A particles moves along the x –axis so that, at any times t>0 its acceleration is given by a(t)=6t +6, At time t=0, the velocity of the particles is -9, and its position is -27.

For what values of t>0 is the particles moving to the right?

Answer 1

a(t)=6t +6,

At time t=0, the velocity of the particles is -9, and its position is -27

a(t)=d^2x/dt^2 = 6t +6 integrate

dx/dt = 3 t^2 + 6 t +c

at t=0 , v = - 9>>>> c = - 9

dx/dt = 3 t^2 + 6 t -9 integrate

x = t^3 + 3 t^2 -9t + c1

at t=o m x= - 27 >>> c1 = -27

x = t^3 + 3 t^2 -9t - 27

the x is posive when

t^3 + 3 t^2 -9t - 27=0

t^2 (t - 3) + 6 t (t - 3)+ 9 ( t - 3)
t = 3, and t^2+ 6 t + 9 =0 >>> (t + 3)^2 =0
t = - 3 and -3 (negative time values discarded)

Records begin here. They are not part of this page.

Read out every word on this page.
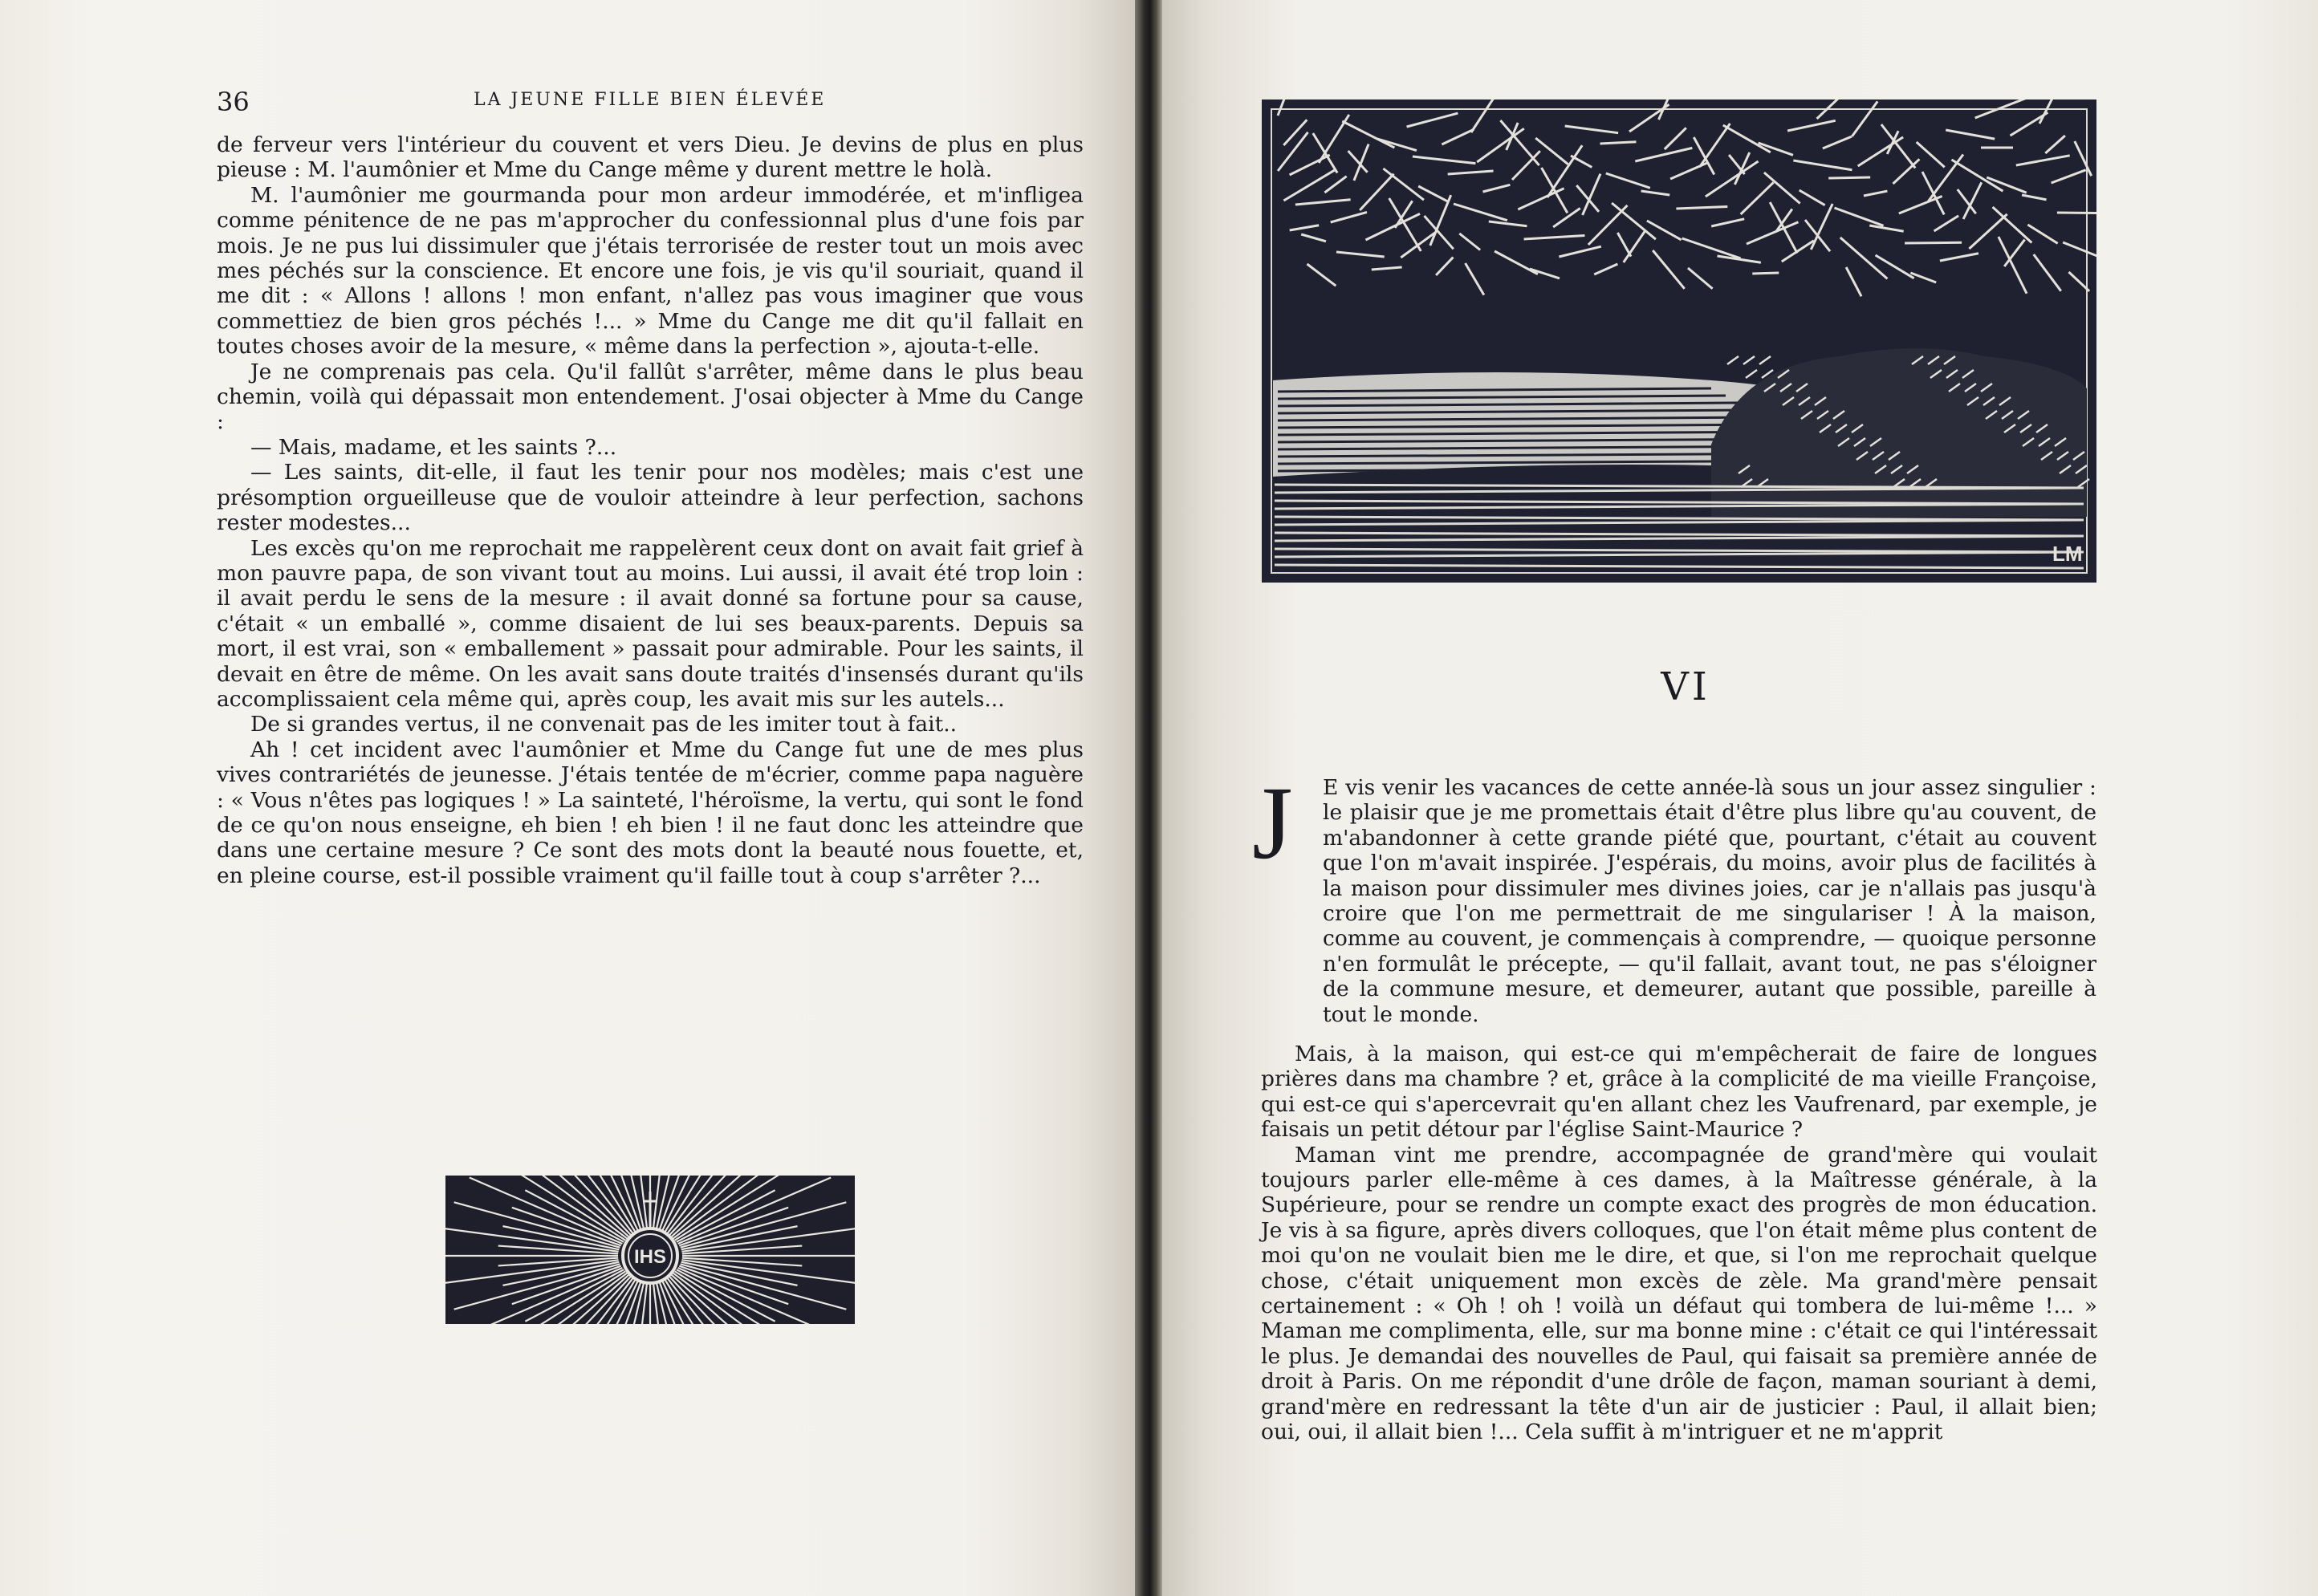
36	LA JEUNE FILLE BIEN ÉLEVÉE

de ferveur vers l'intérieur du couvent et vers Dieu. Je devins de plus en plus pieuse : M. l'aumônier et Mme du Cange même y durent mettre le holà.

M. l'aumônier me gourmanda pour mon ardeur immodérée, et m'infligea comme pénitence de ne pas m'approcher du confessionnal plus d'une fois par mois. Je ne pus lui dissimuler que j'étais terrorisée de rester tout un mois avec mes péchés sur la conscience. Et encore une fois, je vis qu'il souriait, quand il me dit : « Allons ! allons ! mon enfant, n'allez pas vous imaginer que vous commettiez de bien gros péchés !... » Mme du Cange me dit qu'il fallait en toutes choses avoir de la mesure, « même dans la perfection », ajouta-t-elle.

Je ne comprenais pas cela. Qu'il fallût s'arrêter, même dans le plus beau chemin, voilà qui dépassait mon entendement. J'osai objecter à Mme du Cange :

— Mais, madame, et les saints ?...

— Les saints, dit-elle, il faut les tenir pour nos modèles; mais c'est une présomption orgueilleuse que de vouloir atteindre à leur perfection, sachons rester modestes...

Les excès qu'on me reprochait me rappelèrent ceux dont on avait fait grief à mon pauvre papa, de son vivant tout au moins. Lui aussi, il avait été trop loin : il avait perdu le sens de la mesure : il avait donné sa fortune pour sa cause, c'était « un emballé », comme disaient de lui ses beaux-parents. Depuis sa mort, il est vrai, son « emballement » passait pour admirable. Pour les saints, il devait en être de même. On les avait sans doute traités d'insensés durant qu'ils accomplissaient cela même qui, après coup, les avait mis sur les autels...

De si grandes vertus, il ne convenait pas de les imiter tout à fait..

Ah ! cet incident avec l'aumônier et Mme du Cange fut une de mes plus vives contrariétés de jeunesse. J'étais tentée de m'écrier, comme papa naguère : « Vous n'êtes pas logiques ! » La sainteté, l'héroïsme, la vertu, qui sont le fond de ce qu'on nous enseigne, eh bien ! eh bien ! il ne faut donc les atteindre que dans une certaine mesure ? Ce sont des mots dont la beauté nous fouette, et, en pleine course, est-il possible vraiment qu'il faille tout à coup s'arrêter ?...

IHS
LM
VI
J E vis venir les vacances de cette année-là sous un jour assez singulier : le plaisir que je me promettais était d'être plus libre qu'au couvent, de m'abandonner à cette grande piété que, pourtant, c'était au couvent que l'on m'avait inspirée. J'espérais, du moins, avoir plus de facilités à la maison pour dissimuler mes divines joies, car je n'allais pas jusqu'à croire que l'on me permettrait de me singulariser ! À la maison, comme au couvent, je commençais à comprendre, — quoique personne n'en formulât le précepte, — qu'il fallait, avant tout, ne pas s'éloigner de la commune mesure, et demeurer, autant que possible, pareille à tout le monde.

Mais, à la maison, qui est-ce qui m'empêcherait de faire de longues prières dans ma chambre ? et, grâce à la complicité de ma vieille Françoise, qui est-ce qui s'apercevrait qu'en allant chez les Vaufrenard, par exemple, je faisais un petit détour par l'église Saint-Maurice ?

Maman vint me prendre, accompagnée de grand'mère qui voulait toujours parler elle-même à ces dames, à la Maîtresse générale, à la Supérieure, pour se rendre un compte exact des progrès de mon éducation. Je vis à sa figure, après divers colloques, que l'on était même plus content de moi qu'on ne voulait bien me le dire, et que, si l'on me reprochait quelque chose, c'était uniquement mon excès de zèle. Ma grand'mère pensait certainement : « Oh ! oh ! voilà un défaut qui tombera de lui-même !... » Maman me complimenta, elle, sur ma bonne mine : c'était ce qui l'intéressait le plus. Je demandai des nouvelles de Paul, qui faisait sa première année de droit à Paris. On me répondit d'une drôle de façon, maman souriant à demi, grand'mère en redressant la tête d'un air de justicier : Paul, il allait bien; oui, oui, il allait bien !... Cela suffit à m'intriguer et ne m'apprit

so after t =3 its moving towards right or +x axis

Answer 2

find the velocity function first, which means to take the antiderivative of the a(t). so v(t)=3t^2+6t+c,(c is any constant).
At time t=0, V(0)=3(0)^2+6(0)+c=-9, then you will get c=-9. finally, you get v(t)=3t^2+6t-9, and just set 3t^2+6t-9>0 then you get -3 and 1. The value for the time must be postive, so the correct answer is t >1. i hope it is not too late to help you!

Answer 3

accelaration is 6t+6, then you can write the distance formula as bellow:

d=att+bt+d0,

that in it:

a=6t+t for t>0

d=(6t+6)tt+bt+d0

for finding the velocity (at t=0) you derive the above equation:

v0=d(6ttt+6tt+bt+d0)/dt (when t=0)=18tt+12t+b=0+b=b
assum that v=-9 in t=0, so b=-9

now for finding d0 you can put t=0 in the original equation,
so d0=-27

now you can rewrite your new equation with the factors a, b and d0:


d=(6t+6)tt-9t-27

d=6ttt+6tt-9t-27

this is your movement equation,
now, moving to the right means, your velocity is right hand and d>0,
so 6ttt+6tt-9t-27>0 and the deraive of the equation should be more than 0,
18tt+12t-9>0 and 6ttt+6tt-9t-27>0, you can fine the values of t that make the two statement positive.(this section belongs to 12 years ago and I hardly remember it)

Answer 4

value of t is 19